5 Self-Care Practices for First Time Moms

Updated: Feb 10, 2019

Guest blogger: Julia Merrill

Having your first child is an intense and exciting time. However, between midnight feedings and diaper changes, there’s little time for anything else. But you mustn’t forget to care for yourself while you care for your bouncing bundle of joy.


Here are five ways to keep your own health and sanity intact.


Sleep

While babies sleep, according to Parents, for up to 17 hours each day/night, it can seem as though they are awake at all hours. Infants only sleep for short periods of time before hunger takes over. You, on the other hand, need at least seven hours of uninterrupted sleep for optimum health. This may not be feasible in the first few months of your baby’s life, but try to focus on making your bedroom as comfortable and relaxing as possible. If you are breastfeeding, you may find that co-sleeping is an option.


Reduce Stress at Home

Your home’s environment plays a major role in your everyday stress levels. But you can do things to keep that sink full of dishes from becoming a source of unrest. Start by adding extra storage in the kitchen and planning and preparing meals ahead of time. Keep in mind that clutter is a major source of stress, so anything you can do to prevent it will make your home more inviting. HomeAdvisor’s room by room stress reduction tips offers additional ideas.


Eat Right but Don’t Be Afraid to Indulge

You already know that you should eat a balanced diet, but you may not realize that having a baby may necessitate changes to your dietary habits. If you are breastfeeding, you will need intake additional calories in order to compensate for the added energy your body uses nourishing your infant. Even if you aren’t nursing, it’s accepted that a woman’s body remains nutritionally depleted for up to 12 months after birth. Talk to your doctor to find out how many calories you should consume and be sure to eat on a regular schedule. Even though your focus should be on fruits, vegetables, and lean proteins, you can still indulge with a few sweet treats every now and then without causing adverse effects to yourself or your child. Eat This, Not That notes that even chocolate – specifically dark chocolate – can be a healthy addition to your diet.


Use Your Time Wisely

The first few months after having a new baby can be isolating. This can take a toll on your mental health and even lead to postpartum depression. But if you use your time wisely, you can do things to socialize even while you breastfeed. Use this time to catch up with your girlfriends, talk to your spouse, or scroll through social media to stay connected with your friends and family. Breastfeeding is also a great time to listen to an audiobook or grab a snack for yourself.

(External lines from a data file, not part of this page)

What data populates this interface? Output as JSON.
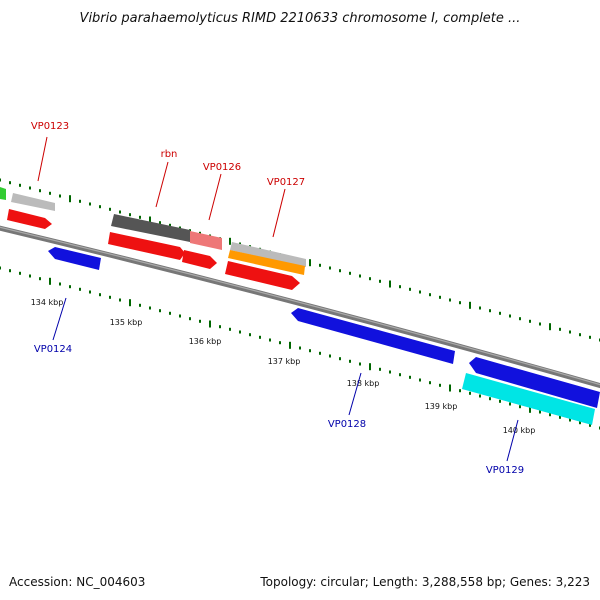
{
  "title": "Vibrio parahaemolyticus RIMD 2210633 chromosome I, complete ...",
  "footer": {
    "accession": "Accession: NC_004603",
    "summary": "Topology: circular; Length: 3,288,558 bp; Genes: 3,223"
  },
  "ruler": {
    "unit": "kbp",
    "labels": [
      "134 kbp",
      "135 kbp",
      "136 kbp",
      "137 kbp",
      "138 kbp",
      "139 kbp",
      "140 kbp"
    ]
  },
  "genes": [
    {
      "name": "VP0123",
      "strand": "forward"
    },
    {
      "name": "rbn",
      "strand": "forward"
    },
    {
      "name": "VP0126",
      "strand": "forward"
    },
    {
      "name": "VP0127",
      "strand": "forward"
    },
    {
      "name": "VP0124",
      "strand": "reverse"
    },
    {
      "name": "VP0128",
      "strand": "reverse"
    },
    {
      "name": "VP0129",
      "strand": "reverse"
    }
  ],
  "colors": {
    "forward_label": "#cc0000",
    "reverse_label": "#0000aa",
    "cds_forward": "#ee1111",
    "cds_reverse": "#1111dd",
    "gene_grey": "#bbbbbb",
    "gene_dark": "#555555",
    "gene_pink": "#ee7777",
    "orange": "#ff9900",
    "cyan": "#00e5e5",
    "green": "#33cc33",
    "tick": "#006600",
    "backbone": "#777777"
  }
}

Split Parenting Duties Strategically

Many new moms believe it is their responsibility to do it all: cook, clean, care for children, and continue to work. And while these are admirable goals, keep in mind that your spouse or partner has just as much responsibility as you do to ensure these things are done. Take the time to list your responsibilities and needs along with your baby’s needs and discuss with your significant other which chores make the most sense for each of you to complete. You might find that your spouse is open to cooking dinner while your baby naps, which will allow you to take a stress-soothing bath during the downtime.

Once you have a baby, your daily schedule will change. It may be years before you can get back to your “normal” routine. However, if you consciously make an effort to prioritize sensible self-care, you -- and your baby -- will be healthier and happier.